Over half of InfoSec pros told to keep silent on breaches: report
Nearly 77% fear disabling weaponised tools over business disruption.
Over half of Singapore’s IT and security professionals who experienced an incident or breach in the past year were told to keep it confidential despite believing it should have been reported to authorities.
The figure stood at 53% for the city-state, compared with 55.2% globally, according to a Bitdefender report.
Meanwhile, 76.6% said they would like to disable legitimate tools that attackers weaponise but fear doing so would disrupt business operations.
Another 43.5% said they struggled to balance security restrictions with employee productivity.

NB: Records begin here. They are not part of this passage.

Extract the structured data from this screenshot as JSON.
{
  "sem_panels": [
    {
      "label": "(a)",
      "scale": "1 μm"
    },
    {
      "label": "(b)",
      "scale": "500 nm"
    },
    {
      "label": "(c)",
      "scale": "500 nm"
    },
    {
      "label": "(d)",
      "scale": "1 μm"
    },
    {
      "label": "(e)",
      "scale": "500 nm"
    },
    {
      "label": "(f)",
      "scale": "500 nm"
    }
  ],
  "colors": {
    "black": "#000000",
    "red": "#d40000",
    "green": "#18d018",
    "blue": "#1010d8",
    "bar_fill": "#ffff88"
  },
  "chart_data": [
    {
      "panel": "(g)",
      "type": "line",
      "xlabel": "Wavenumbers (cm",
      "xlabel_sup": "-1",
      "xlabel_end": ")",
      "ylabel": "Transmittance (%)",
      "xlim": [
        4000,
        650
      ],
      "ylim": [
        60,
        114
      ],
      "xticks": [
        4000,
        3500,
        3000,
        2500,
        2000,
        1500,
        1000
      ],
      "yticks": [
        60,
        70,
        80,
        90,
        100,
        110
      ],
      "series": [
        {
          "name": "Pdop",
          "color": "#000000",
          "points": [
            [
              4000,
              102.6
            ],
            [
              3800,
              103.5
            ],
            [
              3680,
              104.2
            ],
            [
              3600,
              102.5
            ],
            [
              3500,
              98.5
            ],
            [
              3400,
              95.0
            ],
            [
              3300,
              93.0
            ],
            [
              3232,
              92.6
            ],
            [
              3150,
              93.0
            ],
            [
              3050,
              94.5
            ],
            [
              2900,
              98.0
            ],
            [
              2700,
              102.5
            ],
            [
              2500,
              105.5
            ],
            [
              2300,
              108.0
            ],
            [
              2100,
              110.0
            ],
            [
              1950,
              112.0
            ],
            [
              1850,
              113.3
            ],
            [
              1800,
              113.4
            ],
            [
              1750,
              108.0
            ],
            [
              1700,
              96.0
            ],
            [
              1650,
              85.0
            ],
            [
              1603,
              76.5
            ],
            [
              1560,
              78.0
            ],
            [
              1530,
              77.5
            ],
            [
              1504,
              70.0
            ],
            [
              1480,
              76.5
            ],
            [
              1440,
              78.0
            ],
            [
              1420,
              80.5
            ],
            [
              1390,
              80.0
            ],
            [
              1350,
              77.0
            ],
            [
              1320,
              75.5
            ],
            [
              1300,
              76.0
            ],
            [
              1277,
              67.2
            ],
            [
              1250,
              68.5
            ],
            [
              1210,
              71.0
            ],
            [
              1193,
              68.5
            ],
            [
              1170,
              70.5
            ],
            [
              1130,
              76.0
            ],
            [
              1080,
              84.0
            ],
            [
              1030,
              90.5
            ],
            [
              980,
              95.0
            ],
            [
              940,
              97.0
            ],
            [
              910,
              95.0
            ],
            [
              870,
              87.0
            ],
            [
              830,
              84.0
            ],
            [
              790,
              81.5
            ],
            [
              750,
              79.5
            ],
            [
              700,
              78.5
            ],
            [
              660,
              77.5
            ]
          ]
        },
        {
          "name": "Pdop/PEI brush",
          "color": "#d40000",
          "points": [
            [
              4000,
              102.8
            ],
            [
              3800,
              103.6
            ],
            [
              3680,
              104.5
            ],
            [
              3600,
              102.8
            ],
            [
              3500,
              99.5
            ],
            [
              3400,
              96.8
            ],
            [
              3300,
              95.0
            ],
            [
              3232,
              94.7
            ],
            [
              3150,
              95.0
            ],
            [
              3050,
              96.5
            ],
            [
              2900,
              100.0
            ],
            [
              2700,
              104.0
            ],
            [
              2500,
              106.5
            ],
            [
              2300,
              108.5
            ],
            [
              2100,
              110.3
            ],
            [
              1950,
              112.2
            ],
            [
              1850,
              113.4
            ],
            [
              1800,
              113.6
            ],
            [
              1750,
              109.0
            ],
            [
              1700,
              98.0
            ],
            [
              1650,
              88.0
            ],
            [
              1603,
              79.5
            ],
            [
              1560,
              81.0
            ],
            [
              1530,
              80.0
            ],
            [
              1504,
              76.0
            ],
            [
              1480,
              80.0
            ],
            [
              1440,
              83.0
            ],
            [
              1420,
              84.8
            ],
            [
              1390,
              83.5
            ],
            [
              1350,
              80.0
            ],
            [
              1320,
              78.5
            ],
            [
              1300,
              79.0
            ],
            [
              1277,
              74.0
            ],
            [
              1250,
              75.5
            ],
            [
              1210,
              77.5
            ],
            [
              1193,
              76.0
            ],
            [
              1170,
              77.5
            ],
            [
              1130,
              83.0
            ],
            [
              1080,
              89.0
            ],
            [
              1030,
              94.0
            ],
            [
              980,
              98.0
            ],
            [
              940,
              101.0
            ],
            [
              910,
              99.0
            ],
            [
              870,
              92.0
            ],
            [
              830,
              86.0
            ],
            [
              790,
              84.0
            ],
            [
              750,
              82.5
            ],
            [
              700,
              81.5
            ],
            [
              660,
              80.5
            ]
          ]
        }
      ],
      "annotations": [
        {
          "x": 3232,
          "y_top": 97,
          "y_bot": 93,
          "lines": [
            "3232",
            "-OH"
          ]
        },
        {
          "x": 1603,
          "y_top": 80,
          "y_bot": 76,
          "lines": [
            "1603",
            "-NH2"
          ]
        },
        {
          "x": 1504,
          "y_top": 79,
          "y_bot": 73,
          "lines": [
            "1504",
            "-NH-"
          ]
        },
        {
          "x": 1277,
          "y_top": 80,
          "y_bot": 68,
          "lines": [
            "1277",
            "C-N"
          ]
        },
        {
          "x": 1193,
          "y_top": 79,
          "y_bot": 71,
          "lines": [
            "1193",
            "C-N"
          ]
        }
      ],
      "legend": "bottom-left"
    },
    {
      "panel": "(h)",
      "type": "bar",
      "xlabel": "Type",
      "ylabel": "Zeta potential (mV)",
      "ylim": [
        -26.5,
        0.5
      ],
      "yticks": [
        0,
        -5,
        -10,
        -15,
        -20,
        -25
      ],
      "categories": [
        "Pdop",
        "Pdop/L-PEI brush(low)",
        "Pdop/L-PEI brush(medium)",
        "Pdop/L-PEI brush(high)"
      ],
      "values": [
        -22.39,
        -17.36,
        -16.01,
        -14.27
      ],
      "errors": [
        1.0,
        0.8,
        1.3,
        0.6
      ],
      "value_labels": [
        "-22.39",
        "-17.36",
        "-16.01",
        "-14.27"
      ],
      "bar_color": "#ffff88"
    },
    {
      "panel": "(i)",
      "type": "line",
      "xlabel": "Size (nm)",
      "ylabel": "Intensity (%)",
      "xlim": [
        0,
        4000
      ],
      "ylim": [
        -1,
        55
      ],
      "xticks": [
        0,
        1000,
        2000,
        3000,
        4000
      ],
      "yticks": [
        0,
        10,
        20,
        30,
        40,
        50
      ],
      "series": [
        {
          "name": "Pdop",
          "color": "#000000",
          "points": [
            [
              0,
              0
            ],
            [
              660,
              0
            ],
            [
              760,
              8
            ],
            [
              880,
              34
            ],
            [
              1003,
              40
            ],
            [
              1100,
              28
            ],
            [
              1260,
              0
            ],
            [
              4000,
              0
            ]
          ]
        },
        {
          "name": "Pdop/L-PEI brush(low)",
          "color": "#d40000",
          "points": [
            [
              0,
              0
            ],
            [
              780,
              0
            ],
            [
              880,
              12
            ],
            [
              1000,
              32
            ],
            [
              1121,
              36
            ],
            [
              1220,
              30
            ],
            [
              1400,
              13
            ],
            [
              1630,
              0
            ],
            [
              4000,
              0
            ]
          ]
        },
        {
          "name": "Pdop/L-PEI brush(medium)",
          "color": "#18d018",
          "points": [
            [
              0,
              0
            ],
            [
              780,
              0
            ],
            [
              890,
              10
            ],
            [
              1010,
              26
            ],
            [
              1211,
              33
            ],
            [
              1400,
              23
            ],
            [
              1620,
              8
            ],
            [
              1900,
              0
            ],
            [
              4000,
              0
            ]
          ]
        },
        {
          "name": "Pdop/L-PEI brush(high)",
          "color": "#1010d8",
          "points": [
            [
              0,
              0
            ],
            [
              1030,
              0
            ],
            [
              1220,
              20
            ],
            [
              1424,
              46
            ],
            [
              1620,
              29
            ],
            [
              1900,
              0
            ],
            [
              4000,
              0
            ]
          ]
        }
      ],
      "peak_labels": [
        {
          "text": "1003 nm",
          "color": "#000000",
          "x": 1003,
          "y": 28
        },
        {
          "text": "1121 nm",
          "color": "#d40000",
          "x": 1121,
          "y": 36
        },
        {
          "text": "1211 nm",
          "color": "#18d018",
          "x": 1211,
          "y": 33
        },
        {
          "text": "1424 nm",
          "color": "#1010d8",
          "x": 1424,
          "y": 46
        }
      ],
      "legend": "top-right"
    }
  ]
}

Unauthorised cloud access was the top incident type reported over the past 12 months by 45% of respondents, followed by business email compromise (37%) and ransomware (28%).
The report also found gaps in visibility over employee use of artificial intelligence (AI) tools, with only 48% of organisations reporting full visibility into sanctioned and unsanctioned AI usage.
About half said they only had partial visibility, tracking official enterprise large language models but not individual Shadow AI subscriptions or personal accounts used for work.
The Bitdefender report was based on an independent survey of more than 1,200 IT and security professionals across Singapore, France, Germany, Italy, the UK, and the US.
Respondents worked in companies with at least 500 employees and included cybersecurity practitioners and decision-makers.